Thanks to Porter Regional Hospital Time Didn’t Run Out for Ken Roper

Ken-Roper‘I knew the early signs of a heart attack, but ignored them. Time nearly ran out for me.’

Ken Roper was working on his heart health. He was running, watching his diet, minimizing sugar and eliminating soda. “I even mastered how to grill salmon,” he smiles. Yet, Roper, 52, had a family history of heart disease and his stress level was high. “I lost my mother in August and had a lot to deal with. I had also been taking a lot of extra shifts at work. I was just never winding down,” he admits.

But after a particularly stressful morning in early November, Roper wasn’t feeling well and went home early. “In the past, when I felt like this, I’d go for a good hard run,” he says. So Roper headed out for a routine three-mile run. Halfway through, he was forced to walk and by the time he reached his Valparaiso home, he stumbled. “It felt like I had a Mini Cooper on my chest,” he says.

Luckily, a neighbor discovered Roper in the street and came to his aid, calling 911. When the ambulance arrived, paramedics immediately hooked Roper up to the 12-lead monitor, which relayed critical information to Porter’s ER so the cardiac team could prepare while Roper was en route.
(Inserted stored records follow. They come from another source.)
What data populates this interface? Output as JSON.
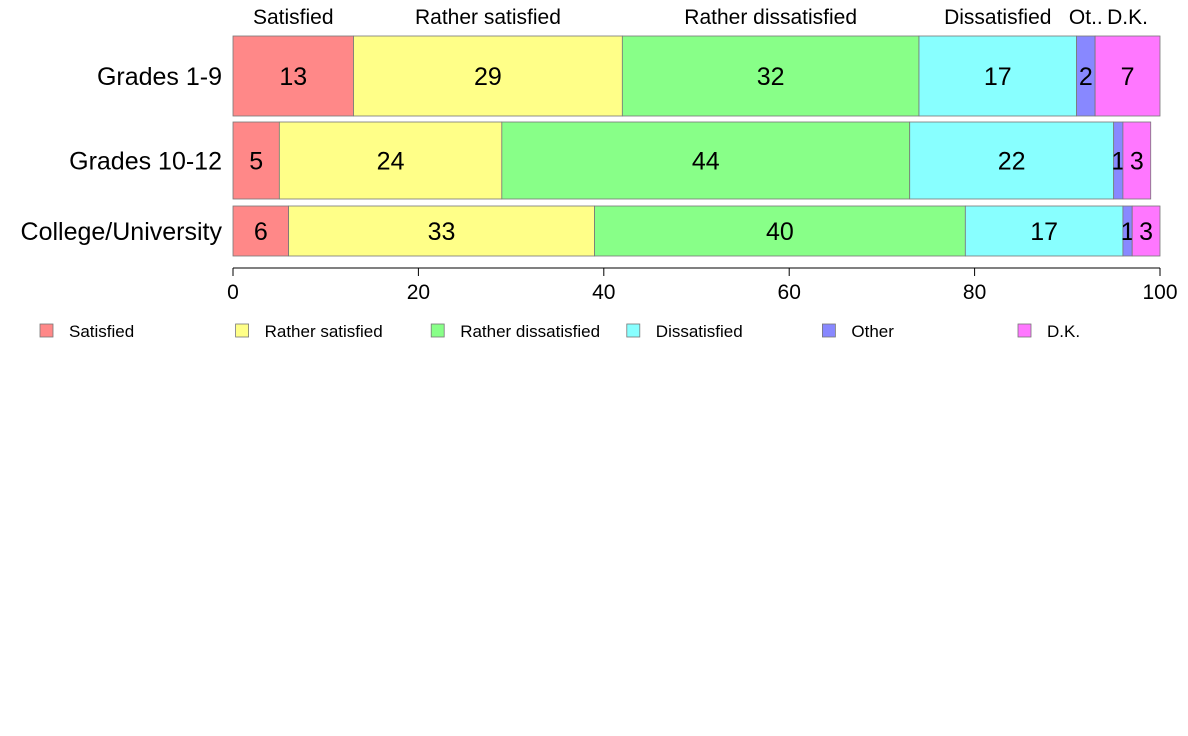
{
  "chart_data": {
    "type": "bar",
    "orientation": "horizontal",
    "stacked": true,
    "categories": [
      "Grades 1-9",
      "Grades 10-12",
      "College/University"
    ],
    "series": [
      {
        "name": "Satisfied",
        "color": "#ff8888",
        "values": [
          13,
          5,
          6
        ],
        "labels": [
          "13",
          "5",
          "6"
        ]
      },
      {
        "name": "Rather satisfied",
        "color": "#ffff88",
        "values": [
          29,
          24,
          33
        ],
        "labels": [
          "29",
          "24",
          "33"
        ]
      },
      {
        "name": "Rather dissatisfied",
        "color": "#88ff88",
        "values": [
          32,
          44,
          40
        ],
        "labels": [
          "32",
          "44",
          "40"
        ]
      },
      {
        "name": "Dissatisfied",
        "color": "#88ffff",
        "values": [
          17,
          22,
          17
        ],
        "labels": [
          "17",
          "22",
          "17"
        ]
      },
      {
        "name": "Other",
        "color": "#8888ff",
        "values": [
          2,
          1,
          1
        ],
        "labels": [
          "2",
          "1",
          "1"
        ]
      },
      {
        "name": "D.K.",
        "color": "#ff77ff",
        "values": [
          7,
          3,
          3
        ],
        "labels": [
          "7",
          "3",
          "3"
        ]
      }
    ],
    "top_labels": [
      "Satisfied",
      "Rather satisfied",
      "Rather dissatisfied",
      "Dissatisfied",
      "Ot..",
      "D.K."
    ],
    "xlim": [
      0,
      100
    ],
    "xticks": [
      "0",
      "20",
      "40",
      "60",
      "80",
      "100"
    ],
    "grid": false,
    "legend_position": "bottom"
  }
}
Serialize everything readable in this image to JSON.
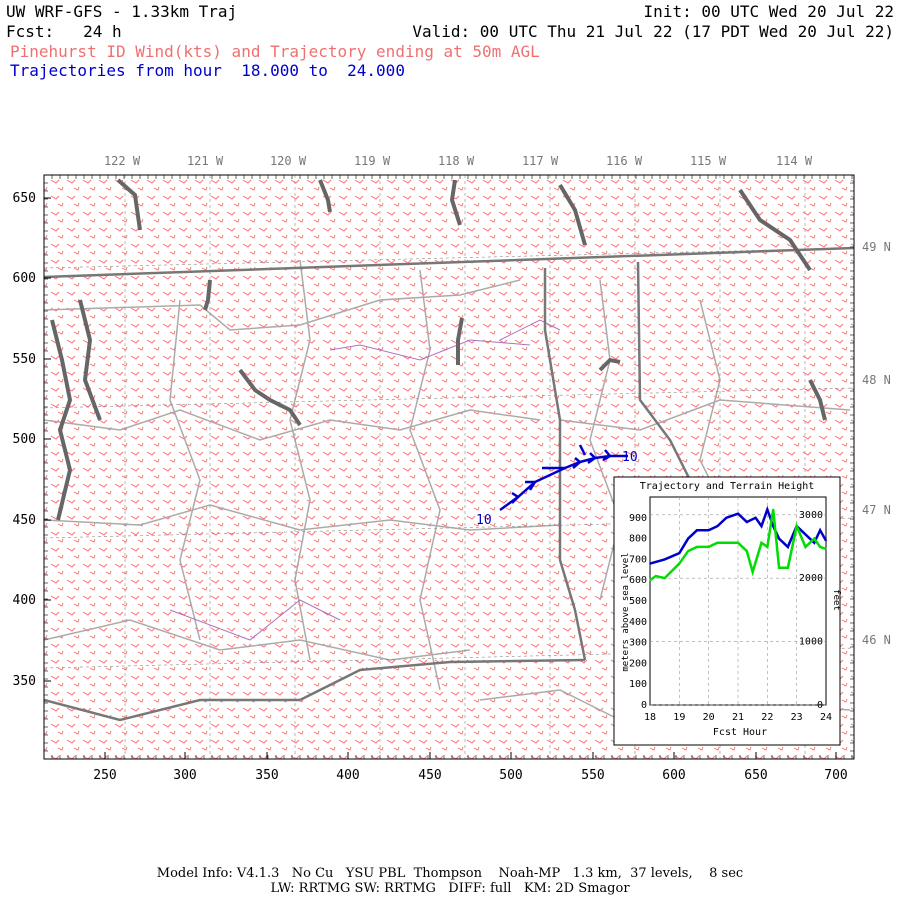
{
  "header": {
    "title": "UW WRF-GFS - 1.33km Traj",
    "init": "Init: 00 UTC Wed 20 Jul 22",
    "fcst": "Fcst:   24 h",
    "valid": "Valid: 00 UTC Thu 21 Jul 22 (17 PDT Wed 20 Jul 22)",
    "subtitle": "Pinehurst ID Wind(kts) and Trajectory ending at 50m AGL",
    "traj_hours": "Trajectories from hour  18.000 to  24.000"
  },
  "map": {
    "lon_labels": [
      "122 W",
      "121 W",
      "120 W",
      "119 W",
      "118 W",
      "117 W",
      "116 W",
      "115 W",
      "114 W"
    ],
    "lat_labels": [
      "49 N",
      "48 N",
      "47 N",
      "46 N"
    ],
    "x_ticks": [
      "250",
      "300",
      "350",
      "400",
      "450",
      "500",
      "550",
      "600",
      "650",
      "700"
    ],
    "y_ticks": [
      "650",
      "600",
      "550",
      "500",
      "450",
      "400",
      "350"
    ],
    "trajectory_label_start": "10",
    "trajectory_label_end": "10",
    "colors": {
      "wind_barbs": "#f07070",
      "trajectory": "#0000cc",
      "state_border": "#777777",
      "county": "#aaaaaa",
      "water": "#666666"
    }
  },
  "inset": {
    "title": "Trajectory and Terrain Height",
    "ylabel": "meters above sea level",
    "ylabel_right": "feet",
    "xlabel": "Fcst Hour",
    "x_ticks": [
      "18",
      "19",
      "20",
      "21",
      "22",
      "23",
      "24"
    ],
    "y_ticks": [
      "0",
      "100",
      "200",
      "300",
      "400",
      "500",
      "600",
      "700",
      "800",
      "900"
    ],
    "y2_ticks": [
      "0",
      "1000",
      "2000",
      "3000"
    ]
  },
  "chart_data": {
    "type": "line",
    "title": "Trajectory and Terrain Height",
    "xlabel": "Fcst Hour",
    "ylabel": "meters above sea level",
    "xlim": [
      18,
      24
    ],
    "ylim": [
      0,
      1000
    ],
    "series": [
      {
        "name": "",
        "color": "#0000cc",
        "x": [
          18,
          18.5,
          19,
          19.3,
          19.6,
          20,
          20.3,
          20.6,
          21,
          21.3,
          21.6,
          21.8,
          22,
          22.2,
          22.4,
          22.7,
          23,
          23.3,
          23.6,
          23.8,
          24
        ],
        "values": [
          680,
          700,
          730,
          800,
          840,
          840,
          860,
          900,
          920,
          880,
          900,
          860,
          940,
          860,
          800,
          760,
          860,
          820,
          780,
          840,
          790
        ]
      },
      {
        "name": "",
        "color": "#00dd00",
        "x": [
          18,
          18.2,
          18.5,
          19,
          19.3,
          19.6,
          20,
          20.3,
          20.6,
          21,
          21.3,
          21.5,
          21.8,
          22,
          22.2,
          22.4,
          22.7,
          23,
          23.3,
          23.6,
          23.8,
          24
        ],
        "values": [
          600,
          620,
          610,
          680,
          740,
          760,
          760,
          780,
          780,
          780,
          740,
          640,
          780,
          760,
          940,
          660,
          660,
          860,
          760,
          800,
          760,
          750
        ]
      }
    ]
  },
  "footer": {
    "line1": "Model Info: V4.1.3   No Cu   YSU PBL  Thompson    Noah-MP   1.3 km,  37 levels,    8 sec",
    "line2": "LW: RRTMG SW: RRTMG   DIFF: full   KM: 2D Smagor"
  }
}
Upon arriving, Roper was immediately taken to the cardiac catheterization lab where Interventional Cardiologist Keith Atassi, M.D. found a 100% blockage in the right coronary artery. Within 17 minutes of Roper’s arrival at the ER, Dr. Atassi had inserted a stent in his heart, restoring blood flow. “Porter’s cath lab team hit me like an Indy pit crew,” recalls Roper.

The 17-minute “door to balloon” response time was significantly less than the 90 minutes recommended by national guidelines.* But for Roper, it simply meant a new beginning. “I had one desperate shot and Porter nailed it,” he says. When his wife learned what had happened and raced to the hospital, she found Roper already in recovery. “My color was so good she thought I had been out tanning,” Roper smiles.
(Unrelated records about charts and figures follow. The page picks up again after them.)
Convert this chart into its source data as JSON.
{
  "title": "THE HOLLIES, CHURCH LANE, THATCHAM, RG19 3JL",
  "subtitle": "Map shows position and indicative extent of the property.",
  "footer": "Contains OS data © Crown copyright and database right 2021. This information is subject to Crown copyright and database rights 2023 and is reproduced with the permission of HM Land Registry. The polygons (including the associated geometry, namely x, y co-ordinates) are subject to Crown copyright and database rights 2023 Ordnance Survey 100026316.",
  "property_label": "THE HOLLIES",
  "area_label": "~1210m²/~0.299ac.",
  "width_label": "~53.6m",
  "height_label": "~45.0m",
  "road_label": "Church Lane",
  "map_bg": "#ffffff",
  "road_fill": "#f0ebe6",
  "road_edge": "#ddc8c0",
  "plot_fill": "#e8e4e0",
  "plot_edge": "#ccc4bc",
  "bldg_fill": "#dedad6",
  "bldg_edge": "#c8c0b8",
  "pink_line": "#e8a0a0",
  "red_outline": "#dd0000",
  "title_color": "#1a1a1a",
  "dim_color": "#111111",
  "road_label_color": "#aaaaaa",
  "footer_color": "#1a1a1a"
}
“When I look back, I knew better. I knew the signs – chest tightness, extreme fatigue, tingling arm – but I was still in denial about being in the early stages of a heart attack. So many rock stars helped me that day and I’m so grateful,” says Roper. “I intend to come back faster and stronger.”
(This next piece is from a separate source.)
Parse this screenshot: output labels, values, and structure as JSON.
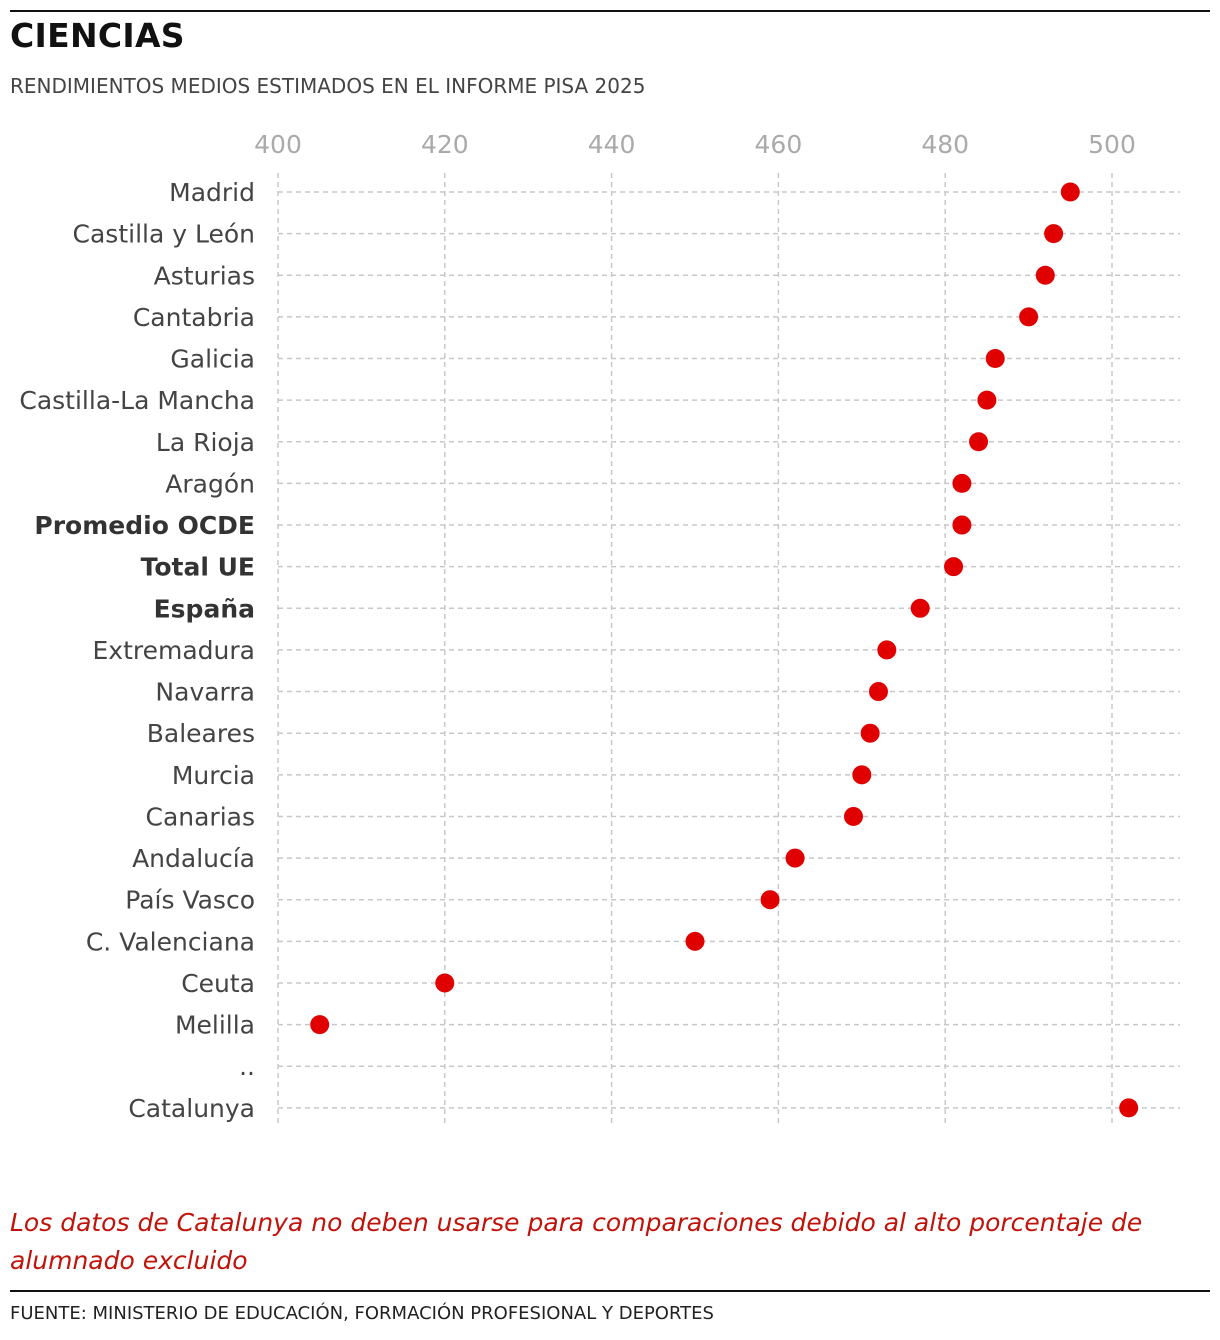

Porter Regional Hospital is an Accredited Chest Pain Center. This prestigious designation means that Porter uses as evidence-based, systematic approach to cardiac patient care which allows clinicians to reduce time to treatment during the critical early stages of a heart attack.

*Door-to-balloon time: It is the amount of time between a heart attack patient’s arrival at the hospital to the time the patient has blood supply restored to the affected areas of the heart. Because “time is muscle” the delays in treating a heart attack increase the amount of cardiac muscle or long-term damage. The American College of Cardiology/American Heart Association guidelines recommend a door-to-balloon interval of no more than 90 minutes. Porter’s Center for Cardiovascular Medicine exceeds this expectation 96% of the time as reported by The Joint Commission’s Core Measures.